考虑字符串列表“Cat”、“Mouse”、“Frog”、“Lion”、“Panda”、“Llama”、“Bee”，按此顺序排列。找到“Panda”需要多少次比较？

答案

5

而搜索“Camel”需要多少次比较？

答案

需要 7 次比较才能得出该字符串不在列表中的结论。

为上述代码制作一个跟踪表，其中 searchItem = "d"。

答案

searchItem	x	输出	item
searchItem	x	输出	0	1	2	3	4	5	6	7	8	9	10
d	0		h	g	a	d	w	n	o	q	l	b	c
	1
	2
	3	在位置 3 找到项 d

对于一个包含 $n$ 个项目的列表，要查看项目是否存在，需要进行的最大比较次数是多少？

答案

如果项目位于最后一个位置或根本不在列表中，则需要进行 $n$ 次比较。

二分搜索

正如最后一个问题所指出的，线性搜索可能需要与列表中项目数量一样多的比较次数，因此在一个包含数百万个名称的列表（例如一个国家的选民登记册）中搜索一个名字可能会花费很长时间。

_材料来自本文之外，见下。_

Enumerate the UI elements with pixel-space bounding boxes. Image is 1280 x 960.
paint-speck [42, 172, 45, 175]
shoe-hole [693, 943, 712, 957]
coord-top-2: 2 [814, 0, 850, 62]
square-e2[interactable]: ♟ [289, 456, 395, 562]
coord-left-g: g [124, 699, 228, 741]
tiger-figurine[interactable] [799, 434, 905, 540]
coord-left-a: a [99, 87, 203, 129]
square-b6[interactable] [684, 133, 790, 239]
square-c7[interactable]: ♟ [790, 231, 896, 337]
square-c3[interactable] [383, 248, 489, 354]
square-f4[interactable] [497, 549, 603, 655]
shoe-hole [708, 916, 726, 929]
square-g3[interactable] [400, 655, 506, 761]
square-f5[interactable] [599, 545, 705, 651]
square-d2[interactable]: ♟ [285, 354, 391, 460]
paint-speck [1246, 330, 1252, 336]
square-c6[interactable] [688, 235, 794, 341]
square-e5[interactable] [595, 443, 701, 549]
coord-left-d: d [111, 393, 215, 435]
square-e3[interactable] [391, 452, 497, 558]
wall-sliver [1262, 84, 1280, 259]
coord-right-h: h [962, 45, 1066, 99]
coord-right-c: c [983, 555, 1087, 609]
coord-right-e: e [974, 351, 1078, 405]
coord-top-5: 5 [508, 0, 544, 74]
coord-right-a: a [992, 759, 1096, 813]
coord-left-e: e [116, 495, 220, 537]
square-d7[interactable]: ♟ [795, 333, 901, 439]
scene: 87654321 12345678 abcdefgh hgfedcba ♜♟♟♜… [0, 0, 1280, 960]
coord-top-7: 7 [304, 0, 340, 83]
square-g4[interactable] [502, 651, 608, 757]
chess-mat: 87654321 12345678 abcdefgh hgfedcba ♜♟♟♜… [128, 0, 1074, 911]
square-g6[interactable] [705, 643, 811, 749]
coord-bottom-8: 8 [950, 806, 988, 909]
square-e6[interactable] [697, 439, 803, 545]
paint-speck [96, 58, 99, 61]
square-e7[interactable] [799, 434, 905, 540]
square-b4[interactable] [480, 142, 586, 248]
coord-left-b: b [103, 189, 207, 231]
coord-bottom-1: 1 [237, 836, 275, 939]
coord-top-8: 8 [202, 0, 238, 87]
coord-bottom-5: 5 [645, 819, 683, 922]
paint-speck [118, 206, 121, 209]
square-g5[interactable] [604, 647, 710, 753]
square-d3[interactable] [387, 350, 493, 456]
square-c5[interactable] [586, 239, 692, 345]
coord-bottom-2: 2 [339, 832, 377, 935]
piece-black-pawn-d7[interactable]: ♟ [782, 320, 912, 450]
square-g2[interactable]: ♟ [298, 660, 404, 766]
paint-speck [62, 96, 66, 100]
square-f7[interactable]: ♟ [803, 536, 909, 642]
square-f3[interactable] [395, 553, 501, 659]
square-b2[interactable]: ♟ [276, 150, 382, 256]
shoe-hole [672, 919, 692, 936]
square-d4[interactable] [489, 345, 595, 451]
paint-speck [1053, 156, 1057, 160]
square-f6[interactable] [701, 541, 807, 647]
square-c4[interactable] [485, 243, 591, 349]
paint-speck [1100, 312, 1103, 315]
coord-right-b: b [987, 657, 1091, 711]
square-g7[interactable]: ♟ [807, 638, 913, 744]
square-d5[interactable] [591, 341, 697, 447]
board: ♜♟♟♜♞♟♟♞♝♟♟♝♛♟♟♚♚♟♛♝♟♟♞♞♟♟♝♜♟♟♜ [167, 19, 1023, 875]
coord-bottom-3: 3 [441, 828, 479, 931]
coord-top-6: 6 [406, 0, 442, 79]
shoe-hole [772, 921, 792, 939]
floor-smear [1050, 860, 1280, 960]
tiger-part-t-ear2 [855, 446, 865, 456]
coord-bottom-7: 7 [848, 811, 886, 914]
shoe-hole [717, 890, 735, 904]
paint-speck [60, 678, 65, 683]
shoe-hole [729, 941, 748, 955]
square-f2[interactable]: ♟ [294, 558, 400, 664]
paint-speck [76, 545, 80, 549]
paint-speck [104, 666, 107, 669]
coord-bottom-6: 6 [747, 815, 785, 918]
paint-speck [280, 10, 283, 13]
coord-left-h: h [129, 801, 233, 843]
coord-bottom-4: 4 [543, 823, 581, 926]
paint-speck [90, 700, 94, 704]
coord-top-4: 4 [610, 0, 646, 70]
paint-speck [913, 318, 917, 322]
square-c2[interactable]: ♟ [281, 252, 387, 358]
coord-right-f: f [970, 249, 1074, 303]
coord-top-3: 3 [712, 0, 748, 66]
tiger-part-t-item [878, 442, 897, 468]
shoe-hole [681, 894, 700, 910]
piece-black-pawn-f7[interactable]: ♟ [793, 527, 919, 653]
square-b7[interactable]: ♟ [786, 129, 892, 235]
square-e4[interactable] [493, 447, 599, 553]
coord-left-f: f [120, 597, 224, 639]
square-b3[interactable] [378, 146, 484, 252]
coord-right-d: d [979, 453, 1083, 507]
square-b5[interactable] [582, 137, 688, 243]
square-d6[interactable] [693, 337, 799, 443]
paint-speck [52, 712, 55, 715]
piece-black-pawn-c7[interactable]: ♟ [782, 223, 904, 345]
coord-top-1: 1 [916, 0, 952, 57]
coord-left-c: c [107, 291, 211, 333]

如果你的列表按升序排列，可以使用排序算法，那么你可以执行二分搜索。这涉及在每次比较时将数据分成两半，从而更快地“缩小”到项目必须在列表中的部分（如果存在）。这会导致性能显著提升，如侧边栏所示（大 O 表示法在单元 4 中解释）。

让我们在以下排序列表中搜索名称 Miles

Ali, Bernie, Claire, Mohammed, Peter, Simon, Yvonne

我们将 Miles 与中间名称 Mohammed 进行比较

Ali, Bernie, Claire, Mohammed, Peter, Simon, Yvonne

Miles 在字母顺序上位于 Mohammed 之前，因此我们知道 Miles 不会位于 Mohammed 的右侧。因此，我们可以“丢弃”列表的右半部分

Ali, Bernie, Claire, ~~Mohammed, Peter, Simon, Yvonne~~

我们现在将 Miles 与剩余列表中的中间名称 Bernie 进行比较

Ali, Bernie, Claire, ~~Mohammed, Peter, Simon, Yvonne~~

Miles 在字母顺序上位于 Bernie 之后，因此我们可以丢弃左侧

~~Ali, Bernie~~, Claire, ~~Mohammed, Peter, Simon, Yvonne~~

最后，我们将 Miles 与此单项列表的中间名称 Claire 进行比较

~~Ali, Bernie~~, Claire, ~~Mohammed, Peter, Simon, Yvonne~~

Miles 与 Claire 不相同，没有更多项可比较，因此我们知道 Miles 不在列表中。

这仅使用二分搜索进行了 3 次比较，而使用线性搜索则需要 7 次比较。当列表很大时，效果会更好。例如，一个包含 1,000,000,000 个项目的列表仅使用二分搜索最多只需要进行 30 次比较！拥有排序数据非常有用。

练习：线性搜索与二分搜索

排序数据对于线性搜索也很有用。修改后的线性搜索算法在搜索 Miles 时如何能够进行少于 7 次比较？

答案

修改后的线性搜索会在 4 次比较（与 Ali、Bernie、Claire 和 Mohammed 比较）后知道 Miles 不在排序列表中，因为 Miles 应该在 Mohammed 之前出现。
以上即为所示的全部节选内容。